Seen from afar from my perch in Edinburgh, the decision by London’s famous Globe theatre to part ways with its artistic director, Emma Rice, is disappointing. It feels a bit Brexity: a pained cry from the past, “We want our Shakespearean canon back!” Rice will leave her post in 2018, after being criticised by the board for her use of microphones, neon, and light rigging as part of her sets in the replica Elizabethan theatre.

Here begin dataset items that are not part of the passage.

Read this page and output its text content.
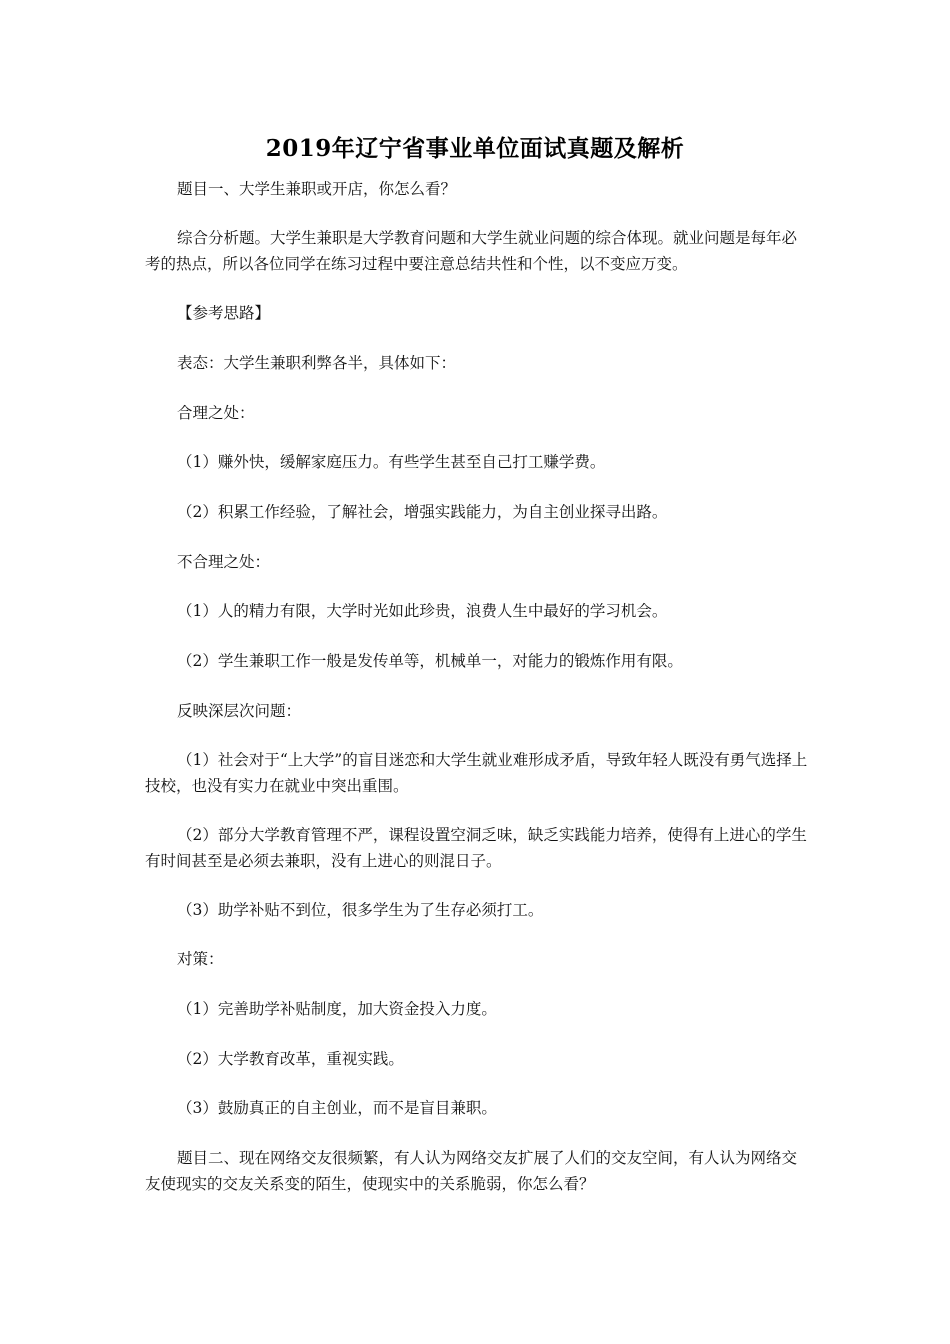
2019年辽宁省事业单位面试真题及解析

题目一、大学生兼职或开店，你怎么看？

综合分析题。大学生兼职是大学教育问题和大学生就业问题的综合体现。就业问题是每年必考的热点，所以各位同学在练习过程中要注意总结共性和个性，以不变应万变。

【参考思路】

表态：大学生兼职利弊各半，具体如下：

合理之处：

（1）赚外快，缓解家庭压力。有些学生甚至自己打工赚学费。

（2）积累工作经验，了解社会，增强实践能力，为自主创业探寻出路。

不合理之处：

（1）人的精力有限，大学时光如此珍贵，浪费人生中最好的学习机会。

（2）学生兼职工作一般是发传单等，机械单一，对能力的锻炼作用有限。

反映深层次问题：

（1）社会对于“上大学”的盲目迷恋和大学生就业难形成矛盾，导致年轻人既没有勇气选择上技校，也没有实力在就业中突出重围。

（2）部分大学教育管理不严，课程设置空洞乏味，缺乏实践能力培养，使得有上进心的学生有时间甚至是必须去兼职，没有上进心的则混日子。

（3）助学补贴不到位，很多学生为了生存必须打工。

对策：

（1）完善助学补贴制度，加大资金投入力度。

（2）大学教育改革，重视实践。

（3）鼓励真正的自主创业，而不是盲目兼职。

题目二、现在网络交友很频繁，有人认为网络交友扩展了人们的交友空间，有人认为网络交友使现实的交友关系变的陌生，使现实中的关系脆弱，你怎么看？
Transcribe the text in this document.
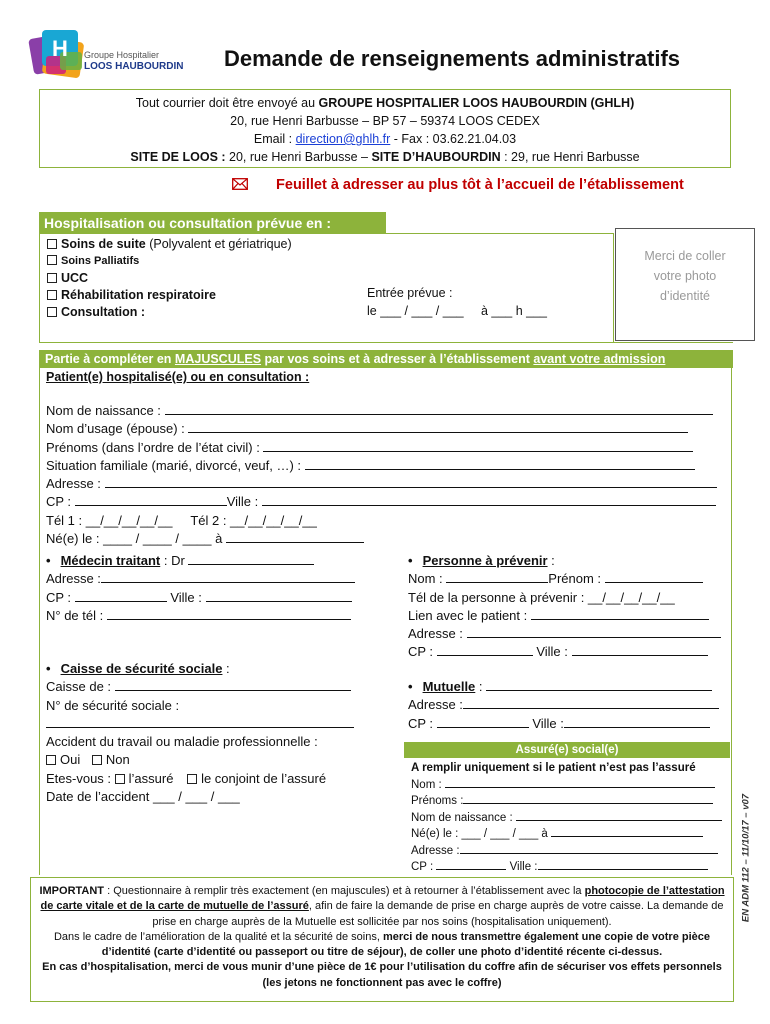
H Groupe Hospitalier
LOOS HAUBOURDIN Demande de renseignements administratifs
Tout courrier doit être envoyé au GROUPE HOSPITALIER LOOS HAUBOURDIN (GHLH)
20, rue Henri Barbusse – BP 57 – 59374 LOOS CEDEX
Email : direction@ghlh.fr - Fax : 03.62.21.04.03
SITE DE LOOS : 20, rue Henri Barbusse – SITE D’HAUBOURDIN : 29, rue Henri Barbusse
Feuillet à adresser au plus tôt à l’accueil de l’établissement
Hospitalisation ou consultation prévue en :
Soins de suite (Polyvalent et gériatrique)
Soins Palliatifs
UCC
Réhabilitation respiratoire
Consultation :
Entrée prévue :
le ___ / ___ / ___     à ___ h ___
Merci de coller votre photo d’identité
Partie à compléter en MAJUSCULES par vos soins et à adresser à l’établissement avant votre admission
Patient(e) hospitalisé(e) ou en consultation :
Nom de naissance :
Nom d’usage (épouse) :
Prénoms (dans l’ordre de l’état civil) :
Situation familiale (marié, divorcé, veuf, …) :
Adresse :
CP :	Ville :
Tél 1 : __/__/__/__/__ Tél 2 : __/__/__/__/__
Né(e) le : ____ / ____ / ____ à
• Médecin traitant : Dr
Adresse :
CP :	Ville :
N° de tél :
• Personne à prévenir :
Nom :	Prénom :
Tél de la personne à prévenir : __/__/__/__/__
Lien avec le patient :
Adresse :
CP :	Ville :
• Caisse de sécurité sociale :
Caisse de :
N° de sécurité sociale :
Accident du travail ou maladie professionnelle :
Oui Non
Etes-vous : l’assuré le conjoint de l’assuré
Date de l’accident ___ / ___ / ___
• Mutuelle :
Adresse :
CP :	Ville :
Assuré(e) social(e)
A remplir uniquement si le patient n’est pas l’assuré
Nom :
Prénoms :
Nom de naissance :
Né(e) le : ___ / ___ / ___ à
Adresse :
CP :	Ville :	EN ADM 112 – 11/10/17 – v07
IMPORTANT : Questionnaire à remplir très exactement (en majuscules) et à retourner à l’établissement avec la photocopie de l’attestation de carte vitale et de la carte de mutuelle de l’assuré, afin de faire la demande de prise en charge auprès de votre caisse. La demande de prise en charge auprès de la Mutuelle est sollicitée par nos soins (hospitalisation uniquement).
Dans le cadre de l’amélioration de la qualité et la sécurité de soins, merci de nous transmettre également une copie de votre pièce d’identité (carte d’identité ou passeport ou titre de séjour), de coller une photo d’identité récente ci-dessus.
En cas d’hospitalisation, merci de vous munir d’une pièce de 1€ pour l’utilisation du coffre afin de sécuriser vos effets personnels (les jetons ne fonctionnent pas avec le coffre)
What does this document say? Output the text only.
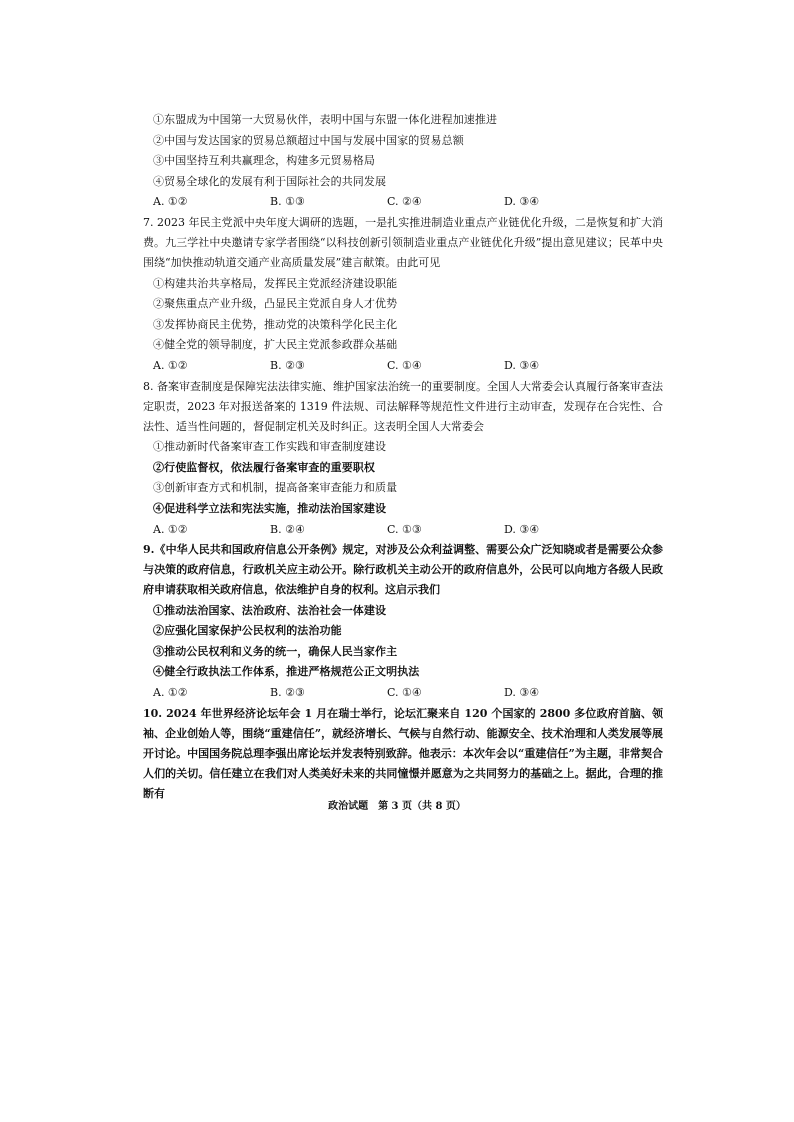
①东盟成为中国第一大贸易伙伴，表明中国与东盟一体化进程加速推进
②中国与发达国家的贸易总额超过中国与发展中国家的贸易总额
③中国坚持互利共赢理念，构建多元贸易格局
④贸易全球化的发展有利于国际社会的共同发展
A. ①②	B. ①③	C. ②④	D. ③④
7. 2023 年民主党派中央年度大调研的选题，一是扎实推进制造业重点产业链优化升级，二是恢复和扩大消费。九三学社中央邀请专家学者围绕“以科技创新引领制造业重点产业链优化升级”提出意见建议；民革中央围绕“加快推动轨道交通产业高质量发展”建言献策。由此可见
①构建共治共享格局，发挥民主党派经济建设职能
②聚焦重点产业升级，凸显民主党派自身人才优势
③发挥协商民主优势，推动党的决策科学化民主化
④健全党的领导制度，扩大民主党派参政群众基础
A. ①②	B. ②③	C. ①④	D. ③④
8. 备案审查制度是保障宪法法律实施、维护国家法治统一的重要制度。全国人大常委会认真履行备案审查法定职责，2023 年对报送备案的 1319 件法规、司法解释等规范性文件进行主动审查，发现存在合宪性、合法性、适当性问题的，督促制定机关及时纠正。这表明全国人大常委会
①推动新时代备案审查工作实践和审查制度建设
②行使监督权，依法履行备案审查的重要职权
③创新审查方式和机制，提高备案审查能力和质量
④促进科学立法和宪法实施，推动法治国家建设
A. ①②	B. ②④	C. ①③	D. ③④
9.《中华人民共和国政府信息公开条例》规定，对涉及公众利益调整、需要公众广泛知晓或者是需要公众参与决策的政府信息，行政机关应主动公开。除行政机关主动公开的政府信息外，公民可以向地方各级人民政府申请获取相关政府信息，依法维护自身的权利。这启示我们
①推动法治国家、法治政府、法治社会一体建设
②应强化国家保护公民权利的法治功能
③推动公民权利和义务的统一，确保人民当家作主
④健全行政执法工作体系，推进严格规范公正文明执法
A. ①②	B. ②③	C. ①④	D. ③④
10. 2024 年世界经济论坛年会 1 月在瑞士举行，论坛汇聚来自 120 个国家的 2800 多位政府首脑、领袖、企业创始人等，围绕“重建信任”，就经济增长、气候与自然行动、能源安全、技术治理和人类发展等展开讨论。中国国务院总理李强出席论坛并发表特别致辞。他表示：本次年会以“重建信任”为主题，非常契合人们的关切。信任建立在我们对人类美好未来的共同憧憬并愿意为之共同努力的基础之上。据此，合理的推断有
政治试题　第 3 页（共 8 页）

But it’s no defence of the Renaissance repertoire to mollycoddle it like this. Turning the Globe into some sort of tourist attraction is the surest way to kill it. Shakespeare was a popular playwright in the 16th century, an innovator of his time and his work remains a beacon for theatrical cultures the world over. His writing came out of a London that was international, expanding, full of new people arriving in the British capital, overflowing with debate and conflict. The original Globe was built to house big, rambunctious populist audiences, the very audiences Emma Rice, through productions such as her well-reviewed Midsummer’s Night Dream — described by The Stage as “hot-blooded and hot-bodied” — was recently attracting.
So Shakespeare doesn’t need defending but what about the architects of the original Globe? The Elizabethan carpenter-turned-actor James Burbage who with the help of the polymath Dr John Dee drafted the plans for the original structure. Surely Burbage intended the theatre to be played with, and in? Theatre makers are always engaged in a dance with architecture. “What can I do with this space?” “What can I make within these particular limitations?” One reason the Elizabethan repertoire travels so well across time and geography is that the Globe’s very architecture demanded playwrights who produced robust, tough plays. It’s quite absurd to suggest that their work can’t survive the aesthetics and technologies of contemporary dramaturgy. The Globe’s original architect would be thrilled to find directors and designers continuing to engage in that dance with form some 400 years later.
While it’s always exciting to go back to basics for some productions, there has to be room for innovation and play. Emma Rice was using her stage to play with gender, technology, ethnicity and popular form. So was Shakespeare. In 1592 Shakespeare’s contemporary, John Lyly, wrote: “If what we present is all mingle mangle, the fault must be excused for the whole world has gone hodge podge.” The world is changing — what we thought we knew yesterday about politics, economics and culture is turned upside down. Theatre has to keep up. It has to lead, even. There must be no going back.
David Greig is a Scottish playwright and the artistic director of Edinburgh’s Lyceum Theatre.